Durant deux ans, Pablo Rosenblatt et Emilie Desjardins ont suivi un petit groupe d’élèves de Bagnolet. Mais cette école est bien originale. En effet, on y apprend à faire le clown. Bienvenue à l’école du Samovar.
Vis comica : le pouvoir de faire rire
Le clown est une figure populaire à la fois attachante et emprunte d’une certaine forme de mystère. Derrière son nez rouge, il fait rire aux éclats les grands et les petits par cette gentille idiotie qui le caractérise si bien. Mais au fond, on ne sait pas vraiment qui il est, ce qu’il pense, ce qu’il aime. Pablo Rosenblatt et Emilie Desjardins nous invitent à passer sous la couche de maquillage et les oripeaux ridicules en compagnie de ces apprentis prêts à tout pour trouver le clown qui sommeillent en eux. Seront-ils clown triste, grand clown, affreux clown, bébé clown, clown punk ? Qui peut bien le dire ? Au cours de leur apprentissage, ils vont peut-être le découvrir.
Par une démarche assez classique en cinéma documentaire, nous entrons donc par de longs plans séquences dans le quotidien de ce petit groupe de quatorze élèves à l’âge et aux parcours hétéroclites. Ainsi, des cours aux pauses cigarettes, nous sommes les petites souris silencieuses qui écoutons et attendons de voir se poindre le « monstre », ce fameux clown tant recherché. Si la forme est assez sage, le spectateur comprend dès les premières minutes toute la difficulté de la tâche. Et si ce film expliquait pourquoi les clowns ont parfois l’air triste ?

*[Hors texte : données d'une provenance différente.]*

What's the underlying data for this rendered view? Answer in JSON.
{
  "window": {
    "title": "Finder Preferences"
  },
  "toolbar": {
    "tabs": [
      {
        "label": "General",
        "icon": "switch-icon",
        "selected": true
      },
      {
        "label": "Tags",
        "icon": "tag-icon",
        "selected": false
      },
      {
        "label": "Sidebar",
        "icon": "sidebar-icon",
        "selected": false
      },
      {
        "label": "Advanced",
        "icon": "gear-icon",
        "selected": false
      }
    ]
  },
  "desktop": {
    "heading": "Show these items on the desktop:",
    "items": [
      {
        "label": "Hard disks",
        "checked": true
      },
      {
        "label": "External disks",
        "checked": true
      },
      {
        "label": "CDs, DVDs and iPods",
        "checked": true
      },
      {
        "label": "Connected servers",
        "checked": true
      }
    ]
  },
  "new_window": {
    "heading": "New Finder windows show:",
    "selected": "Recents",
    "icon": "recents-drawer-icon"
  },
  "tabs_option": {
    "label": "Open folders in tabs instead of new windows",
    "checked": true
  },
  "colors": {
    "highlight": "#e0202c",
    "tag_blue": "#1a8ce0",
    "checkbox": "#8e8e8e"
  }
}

Nosce te ipsum : connais-toi toi même
Pour ces élèves, il ne s’agit pas simplement d’appliquer des méthodes toutes faites par une école qui les poussent à outrepasser les valeurs morales établies. N’est-ce pas le rôle d’un clown après tout ? Non, l’idée principale est de fouiller au fond de soi, de faire ressortir l’inconscient avec son lot d’angoisse mais aussi tirer parti de son potentiel, d’explorer de nouveau chemin avant de faire demi-tour. Bref, de trouver sa propre énergie qui poussera à exceller dans le ridicule, la folie et le rire.
La grande réussite de Pablo Rosenblatt et Emilie Desjardins est de montrer l’importance de ce côté introspectif dans leur cheminement. Ne se bornant pas à « filmer des apprentis clowns », ils ont mis en écho la personnalité de chacun par un subtil travail de montage et de bande son. Ainsi, si le groupe est filmé sans véritable focus sur l’un des personnages, des témoignages courts en voix off viennent ponctués le film. Ces derniers nous font découvrir tour à tour l’ état d’esprit, les attentes, les choix de l’un des membres. Les réalisateurs créent ainsi un petit tableau de cette communauté et rappellent que si le clown reste unique, il fait partie d’une grande famille.
Ab imo pectore : du fond du coeur
Finalement, en entrant autant dans leur intimité, une sorte d’empathie se créer pour ces personnalités si attachantes et souvent très originales. Une originalité recherchée et même revendiqué par les profs et les élèves. Durant 1h30, ils se cherchent, se trouvent, se perdent, se heurtent souvent aux murs de leurs propres limites avant de les dépasser. A notre tour, nous nous interrogeons et nous inquiétons sur leur présence, leurs échecs, leurs réussites, leurs forces, leurs faiblesses…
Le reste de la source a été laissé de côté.